Online Program

Use of auxiliary information at the sampling and estimation stages in surveys

*David Haziza, Université de Montréal

Keywords:

Auxiliary information plays an essential role in surveys. It can be used to reduce sampling errors as well as nonsampling errors (such as coverage errors, nonresponse errors, etc). In the course, the focus will be placed on the sampling errors. When an auxiliary variable is available for all the population units prior to sampling, it can be used at the design stage in order to stratify the population or as a size measure in the context of inclusion probability proportional to size sampling designs.

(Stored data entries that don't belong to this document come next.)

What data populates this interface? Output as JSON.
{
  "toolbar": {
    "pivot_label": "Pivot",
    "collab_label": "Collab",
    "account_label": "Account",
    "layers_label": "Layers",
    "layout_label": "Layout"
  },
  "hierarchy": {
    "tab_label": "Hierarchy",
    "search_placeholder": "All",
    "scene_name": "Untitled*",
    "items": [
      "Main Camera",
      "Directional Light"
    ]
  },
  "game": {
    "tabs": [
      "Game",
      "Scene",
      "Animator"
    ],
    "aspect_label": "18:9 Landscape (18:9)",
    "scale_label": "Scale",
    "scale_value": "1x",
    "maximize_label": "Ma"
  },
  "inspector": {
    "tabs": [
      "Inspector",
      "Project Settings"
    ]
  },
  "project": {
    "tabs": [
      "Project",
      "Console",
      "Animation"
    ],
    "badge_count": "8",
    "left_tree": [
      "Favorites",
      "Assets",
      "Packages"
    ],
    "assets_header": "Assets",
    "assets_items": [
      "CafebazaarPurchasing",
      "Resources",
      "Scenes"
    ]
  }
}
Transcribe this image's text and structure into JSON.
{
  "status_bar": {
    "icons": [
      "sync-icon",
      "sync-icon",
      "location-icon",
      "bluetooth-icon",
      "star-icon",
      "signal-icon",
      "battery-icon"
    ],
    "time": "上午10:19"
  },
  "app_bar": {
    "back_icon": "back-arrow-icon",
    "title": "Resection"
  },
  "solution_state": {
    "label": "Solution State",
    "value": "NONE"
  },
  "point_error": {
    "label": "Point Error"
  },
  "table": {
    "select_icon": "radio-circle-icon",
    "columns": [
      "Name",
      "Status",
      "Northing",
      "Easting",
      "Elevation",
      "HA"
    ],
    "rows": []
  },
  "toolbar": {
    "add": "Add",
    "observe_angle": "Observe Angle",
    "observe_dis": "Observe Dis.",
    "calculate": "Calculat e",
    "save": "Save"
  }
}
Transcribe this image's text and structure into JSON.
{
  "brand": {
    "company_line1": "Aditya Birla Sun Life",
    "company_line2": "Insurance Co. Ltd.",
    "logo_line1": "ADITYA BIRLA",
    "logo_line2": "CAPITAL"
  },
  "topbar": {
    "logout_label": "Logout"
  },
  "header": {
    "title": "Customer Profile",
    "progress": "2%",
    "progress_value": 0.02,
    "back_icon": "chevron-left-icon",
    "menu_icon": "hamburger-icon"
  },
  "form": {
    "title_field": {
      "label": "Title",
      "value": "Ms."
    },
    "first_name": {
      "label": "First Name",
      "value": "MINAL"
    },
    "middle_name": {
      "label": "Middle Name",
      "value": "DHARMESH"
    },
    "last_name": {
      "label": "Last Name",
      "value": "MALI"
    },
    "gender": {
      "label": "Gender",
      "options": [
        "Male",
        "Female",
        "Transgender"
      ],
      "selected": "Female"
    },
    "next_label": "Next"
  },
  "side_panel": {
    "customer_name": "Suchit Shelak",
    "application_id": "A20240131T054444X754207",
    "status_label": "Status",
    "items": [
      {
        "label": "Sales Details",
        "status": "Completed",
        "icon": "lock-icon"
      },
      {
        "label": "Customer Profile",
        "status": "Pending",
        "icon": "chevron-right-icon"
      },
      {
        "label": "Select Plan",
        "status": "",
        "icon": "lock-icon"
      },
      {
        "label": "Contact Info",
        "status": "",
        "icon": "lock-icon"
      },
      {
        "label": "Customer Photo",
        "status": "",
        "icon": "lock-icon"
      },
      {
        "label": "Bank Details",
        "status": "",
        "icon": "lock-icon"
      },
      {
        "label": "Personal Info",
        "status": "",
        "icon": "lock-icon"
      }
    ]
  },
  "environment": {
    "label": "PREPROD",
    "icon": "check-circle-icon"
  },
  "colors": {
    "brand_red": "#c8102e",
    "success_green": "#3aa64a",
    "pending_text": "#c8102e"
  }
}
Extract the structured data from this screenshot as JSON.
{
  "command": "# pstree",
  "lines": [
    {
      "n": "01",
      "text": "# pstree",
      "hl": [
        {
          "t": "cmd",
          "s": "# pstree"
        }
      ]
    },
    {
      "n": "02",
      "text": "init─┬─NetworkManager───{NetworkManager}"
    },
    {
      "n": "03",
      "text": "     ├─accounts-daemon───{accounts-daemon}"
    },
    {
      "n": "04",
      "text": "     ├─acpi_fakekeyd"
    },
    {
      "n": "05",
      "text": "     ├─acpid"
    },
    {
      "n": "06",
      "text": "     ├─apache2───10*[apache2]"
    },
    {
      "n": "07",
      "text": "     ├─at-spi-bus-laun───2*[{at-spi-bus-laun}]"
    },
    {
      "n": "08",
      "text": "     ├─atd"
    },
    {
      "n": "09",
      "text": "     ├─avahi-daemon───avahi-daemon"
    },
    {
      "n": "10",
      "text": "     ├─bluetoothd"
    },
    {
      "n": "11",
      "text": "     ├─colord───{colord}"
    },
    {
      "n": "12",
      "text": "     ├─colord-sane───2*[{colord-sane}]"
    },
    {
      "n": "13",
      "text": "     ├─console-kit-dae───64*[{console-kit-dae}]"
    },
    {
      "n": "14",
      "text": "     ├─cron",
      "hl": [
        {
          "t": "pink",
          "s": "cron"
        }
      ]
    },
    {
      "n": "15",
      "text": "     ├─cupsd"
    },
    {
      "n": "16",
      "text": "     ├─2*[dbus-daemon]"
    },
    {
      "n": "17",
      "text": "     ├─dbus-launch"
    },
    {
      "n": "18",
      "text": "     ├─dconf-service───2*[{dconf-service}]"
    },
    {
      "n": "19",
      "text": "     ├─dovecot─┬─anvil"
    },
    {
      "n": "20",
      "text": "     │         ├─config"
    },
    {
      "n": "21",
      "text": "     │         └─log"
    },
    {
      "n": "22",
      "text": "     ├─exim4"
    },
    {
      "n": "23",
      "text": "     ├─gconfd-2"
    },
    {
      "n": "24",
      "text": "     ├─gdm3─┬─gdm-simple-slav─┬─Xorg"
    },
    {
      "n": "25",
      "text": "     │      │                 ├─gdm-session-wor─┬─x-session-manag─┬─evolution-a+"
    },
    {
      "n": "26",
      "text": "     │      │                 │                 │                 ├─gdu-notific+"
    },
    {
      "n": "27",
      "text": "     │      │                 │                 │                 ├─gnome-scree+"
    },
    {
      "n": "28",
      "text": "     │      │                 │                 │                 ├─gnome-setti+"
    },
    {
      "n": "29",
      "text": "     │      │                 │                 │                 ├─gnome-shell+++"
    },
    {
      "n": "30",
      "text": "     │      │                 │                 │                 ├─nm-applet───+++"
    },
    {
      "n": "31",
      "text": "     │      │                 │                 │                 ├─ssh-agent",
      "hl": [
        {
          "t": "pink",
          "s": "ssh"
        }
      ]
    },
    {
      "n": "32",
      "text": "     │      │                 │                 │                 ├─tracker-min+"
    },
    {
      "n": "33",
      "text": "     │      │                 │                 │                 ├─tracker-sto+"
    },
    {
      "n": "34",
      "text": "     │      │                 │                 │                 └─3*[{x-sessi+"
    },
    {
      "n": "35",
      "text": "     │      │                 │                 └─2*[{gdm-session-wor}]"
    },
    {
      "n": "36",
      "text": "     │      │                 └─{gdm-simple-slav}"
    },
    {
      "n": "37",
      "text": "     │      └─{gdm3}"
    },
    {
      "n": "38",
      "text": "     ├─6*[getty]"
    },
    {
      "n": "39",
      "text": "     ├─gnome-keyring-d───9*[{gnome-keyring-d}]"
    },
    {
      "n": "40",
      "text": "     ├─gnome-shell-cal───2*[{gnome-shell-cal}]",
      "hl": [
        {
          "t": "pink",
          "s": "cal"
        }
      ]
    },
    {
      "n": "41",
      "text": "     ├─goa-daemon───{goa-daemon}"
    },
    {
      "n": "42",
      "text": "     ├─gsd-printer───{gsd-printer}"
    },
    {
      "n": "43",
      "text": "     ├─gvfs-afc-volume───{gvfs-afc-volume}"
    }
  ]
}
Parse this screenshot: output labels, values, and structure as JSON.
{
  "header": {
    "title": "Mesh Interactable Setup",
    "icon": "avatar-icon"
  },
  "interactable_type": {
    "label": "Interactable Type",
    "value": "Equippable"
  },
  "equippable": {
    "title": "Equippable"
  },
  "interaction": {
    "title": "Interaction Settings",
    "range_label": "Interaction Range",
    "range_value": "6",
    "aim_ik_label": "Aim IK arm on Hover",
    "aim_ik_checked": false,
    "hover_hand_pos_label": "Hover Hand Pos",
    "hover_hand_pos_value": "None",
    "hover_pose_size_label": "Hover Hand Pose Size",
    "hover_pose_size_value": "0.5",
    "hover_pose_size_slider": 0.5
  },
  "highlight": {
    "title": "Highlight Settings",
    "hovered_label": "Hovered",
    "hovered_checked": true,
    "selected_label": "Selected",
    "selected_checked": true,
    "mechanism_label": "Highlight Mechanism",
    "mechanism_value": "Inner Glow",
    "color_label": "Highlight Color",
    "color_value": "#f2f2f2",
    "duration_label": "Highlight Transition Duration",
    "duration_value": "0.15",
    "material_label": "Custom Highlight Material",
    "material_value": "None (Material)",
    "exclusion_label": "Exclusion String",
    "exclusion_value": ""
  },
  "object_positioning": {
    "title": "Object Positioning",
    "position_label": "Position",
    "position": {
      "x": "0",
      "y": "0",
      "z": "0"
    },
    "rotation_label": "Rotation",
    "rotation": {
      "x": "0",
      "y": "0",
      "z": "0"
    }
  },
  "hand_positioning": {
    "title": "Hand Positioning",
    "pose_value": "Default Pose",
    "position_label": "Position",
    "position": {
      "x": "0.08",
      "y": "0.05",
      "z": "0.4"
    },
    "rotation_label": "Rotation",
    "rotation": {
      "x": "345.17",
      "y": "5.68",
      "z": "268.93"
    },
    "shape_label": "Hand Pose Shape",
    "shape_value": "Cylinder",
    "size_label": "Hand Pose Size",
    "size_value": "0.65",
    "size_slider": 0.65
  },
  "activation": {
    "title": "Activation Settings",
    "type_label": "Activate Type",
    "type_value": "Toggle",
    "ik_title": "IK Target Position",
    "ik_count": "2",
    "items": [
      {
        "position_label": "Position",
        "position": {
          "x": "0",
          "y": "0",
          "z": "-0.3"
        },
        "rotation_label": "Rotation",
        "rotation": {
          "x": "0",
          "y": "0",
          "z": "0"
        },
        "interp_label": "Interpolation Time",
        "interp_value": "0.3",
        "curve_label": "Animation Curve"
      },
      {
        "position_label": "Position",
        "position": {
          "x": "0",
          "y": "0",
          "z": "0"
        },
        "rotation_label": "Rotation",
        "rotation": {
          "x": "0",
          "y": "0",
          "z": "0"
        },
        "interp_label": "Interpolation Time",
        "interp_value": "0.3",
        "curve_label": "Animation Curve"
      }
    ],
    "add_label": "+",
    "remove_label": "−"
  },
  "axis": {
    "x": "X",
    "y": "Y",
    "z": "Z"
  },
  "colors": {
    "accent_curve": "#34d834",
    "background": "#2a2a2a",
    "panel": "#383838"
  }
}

When an auxiliary variable is observed for the sampled units only but its population total (or mean) is known, it can be used at the estimation stage to derive a set of weights that incorporate the auxiliary information.

The course will be divided into two parts: in the first part, we consider the use of auxiliary variables at the design stage through balanced sampling, which consists of selecting random samples while satisfying appropriate balancing equations. We first show that commonly used sampling designs can be viewed as a special case of balanced sampling. We then present two families of procedures for selecting a balanced sample: rejective sampling and the cube algorithm.

In the second part, we present the calibration approach, which has been a central technique for the last decades in statistical agencies. Calibration consists of reweighting the sampled units so that survey estimates of totals (or means) coincide with known population totals, available from external sources. We discuss two distinct calibration methods: (i) the minimum distance method and (ii) the instrument vector method. For method (i), the main ingredients for calibration are the vector of auxiliary information attached to each sampled units as well as the distance function used to measure the proximity between pre-calibrated weights and calibrated weights. For method (ii), the main ingredients are the vectors of auxiliary information attached to each sampled units and a vector of instrumental variables.

In establishment surveys, the sample is typically selected according to stratified simple random sampling without replacement or according to a stratified two-stage design. In the latter case, the primary sampling units may consist of the businesses and the employees may be the secondary sampling units. Calibration is an important part of the weighting process in establishment surveys. Auxiliary information in establishment surveys includes variables available on the Business Register (BR) and administrative data. Throughout the course, there will be several numerical illustrations using the SAS software. In particular, example using data from the Workplace and Employee Survey will be discussed

About the instructors:

David Haziza is an Associate Professor at Université de Montréal in the Department of Mathematics and Statistics. Previously he worked as a methodologist at Statistics Canada, where he still collaborates part-time as a consultant. His recent work focuses on doubly robust inference in the presence of missing data and robust inference in the presence of influential units.